The forum bought together policymakers, industry leaders, experts and practitioners to address the issue of adequate water supply and management across the MENA region. In addition, model cities and innovative water solutions that enhance economic value while addressing environmental challenges were presented during the session.
Among them was Mr Montazar Muhalhal, Executive Director of the Corporate Strategy & Planning Division at the government-owned National Water Company, Saudi Arabia. He discussed plans to improve operational and maintenance services across the Kingdom’s water networks in an effort to reduce the volume of water and revenues lost to leakage. In Riyadh about 60 percent of the city’s valuable water supply is lost through leakage in the 10,000km of pipes that transport water to the city’s 4.5 million population. National Water Company hopes to reduce that to a more sustainable 20 percent.
In September 2009, National Water Company appointed PUB Consultants Pte Ltd (PUBC), a wholly owned subsidiary of PUB, Singapore’s national water agency, as the independent auditor for the performance-based management contract for Riyadh City Water and Wastewater Services. Over the next six years, PUBC supported by project consultants CDM will assess the performance of the management contractor of Riyadh City Water and Wastewater Services who oversees the entire production and distribution of water supply in the capital city as well as the collection, treatment and disposal of waste water. As part of its role PUBC will conduct regular audits, determine performance payment incentives and withholdings and act as a facilitator between National Water Company and the management contractor in cases of disputes.
Paddy Padmanathan, CEO of ACWA Power International explained that the breakneck pace of economic development and population growth in the Middle East and North Africa has exacerbated the region’s existing problems of water scarcity and wastewater disposal. In response, many countries are embracing reform. Governments are increasingly turning to the private sector to meet their needs, leading to an abundance of business opportunities, particularly in Saudi Arabia.
Given their location in one of the most water-stressed regions of the world, MENA countries need to look at solutions beyond simply maximizing water supply and productivity. Largely dependent on energy-intensive seawater desalination plants, local governments are increasingly looking to the private sector to build and operate waste water treatment, reuse and recycling facilities and address inefficiencies in existing water operations.
According to Mr Syed Amir Basha, Senior Vice President at water and environmental company Moya Bushnak, Saudi Arabia has the biggest market potential for reuse water facilities because it has the land capacity and the willingness to invest in these projects at a country level. However, he said governments also need to get more involved in encouraging people and industry to use recycled water.

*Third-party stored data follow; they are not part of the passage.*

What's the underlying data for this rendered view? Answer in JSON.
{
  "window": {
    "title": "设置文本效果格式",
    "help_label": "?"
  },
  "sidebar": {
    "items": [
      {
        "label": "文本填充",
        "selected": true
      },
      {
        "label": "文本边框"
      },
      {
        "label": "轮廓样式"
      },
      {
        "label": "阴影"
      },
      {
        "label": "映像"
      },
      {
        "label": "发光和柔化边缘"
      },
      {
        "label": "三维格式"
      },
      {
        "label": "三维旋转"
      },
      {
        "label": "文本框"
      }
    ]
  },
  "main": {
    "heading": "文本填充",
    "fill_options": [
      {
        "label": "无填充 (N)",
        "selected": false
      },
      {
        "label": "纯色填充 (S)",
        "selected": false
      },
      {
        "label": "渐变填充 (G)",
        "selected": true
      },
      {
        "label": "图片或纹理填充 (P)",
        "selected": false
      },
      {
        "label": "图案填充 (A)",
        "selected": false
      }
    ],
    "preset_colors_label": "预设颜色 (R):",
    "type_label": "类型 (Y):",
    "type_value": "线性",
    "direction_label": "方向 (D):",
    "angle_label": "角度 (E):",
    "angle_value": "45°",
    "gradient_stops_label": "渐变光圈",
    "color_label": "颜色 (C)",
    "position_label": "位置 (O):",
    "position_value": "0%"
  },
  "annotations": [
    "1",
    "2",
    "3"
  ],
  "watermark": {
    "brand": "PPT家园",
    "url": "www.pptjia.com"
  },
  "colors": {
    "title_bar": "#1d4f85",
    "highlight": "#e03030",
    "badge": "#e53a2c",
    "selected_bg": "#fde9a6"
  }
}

“Government policies need to support the use of waste water if it is to reach its full potential as another water source.”
With governments acutely aware of the water challenges they face, privatization of water infrastructure is increasing. All cities in the MENA region have embraced public private partnerships and projects are gaining pace.
Singapore companies are among the top international players pioneering water projects within the GCC markets. According to Mr Sam Ong, Dy Group CEO, Hyflux Limited, it is Singapore’s integrated solutions approach to water management that is proving most successful.
“We are finding that our GCC clients want us to invest in the project, build it, then manage and operate the plant with a guarantee of planned efficiencies. This is the Hyflux business model so we are a good match for what the market needs.”
Other Singapore companies actively pursuing water projects in the GCC include Sembcorp who announced during SIWW a Memorandum of Understanding (MOU) with the Abu Dhabi Water and Electricity Authority (ADWEA) in the UAE to develop and build a new seawater reverse osmosis facility with potable water production capacity of around 30 million imperial gallons per day (MIGD). The company already has water and power interests in Fujairah and Salalah in Oman.
Salcon, a subsidiary of Boustead, a leading global specialist in water and wastewater engineering also announced last week it has been awarded a AED55 million contract to design, engineer and construct a new water recycling plant for the enhanced treatment of treated sewage effluent in Abu Dhabi. The contract for Al Wathba Enhanced Treated Sewage Effluent Treatment Plant was awarded by Abu Dhabi Sewerage Services Company.
IE Singapore, an agency under the Ministry of Trade and Industry, is the lead agency spearheading the development of Singapore’s external economic wing. With the mission of promoting the overseas growth of Singapore-based enterprises and international trade, the group is working closely with PUB and the Economic Development Board to help Singapore water companies grow their businesses in Saudi Arabia.
“Singapore companies have been prequalified for a number of projects and participated in several expressions of interest (EOI) and requests for qualification (RFQ) in Saudi Arabia. It is a market in which Singapore companies are keenly looking at opportunities,” said Mr Tan Kok Tian, Deputy Director (Business Development), Industry Development Department, PUB.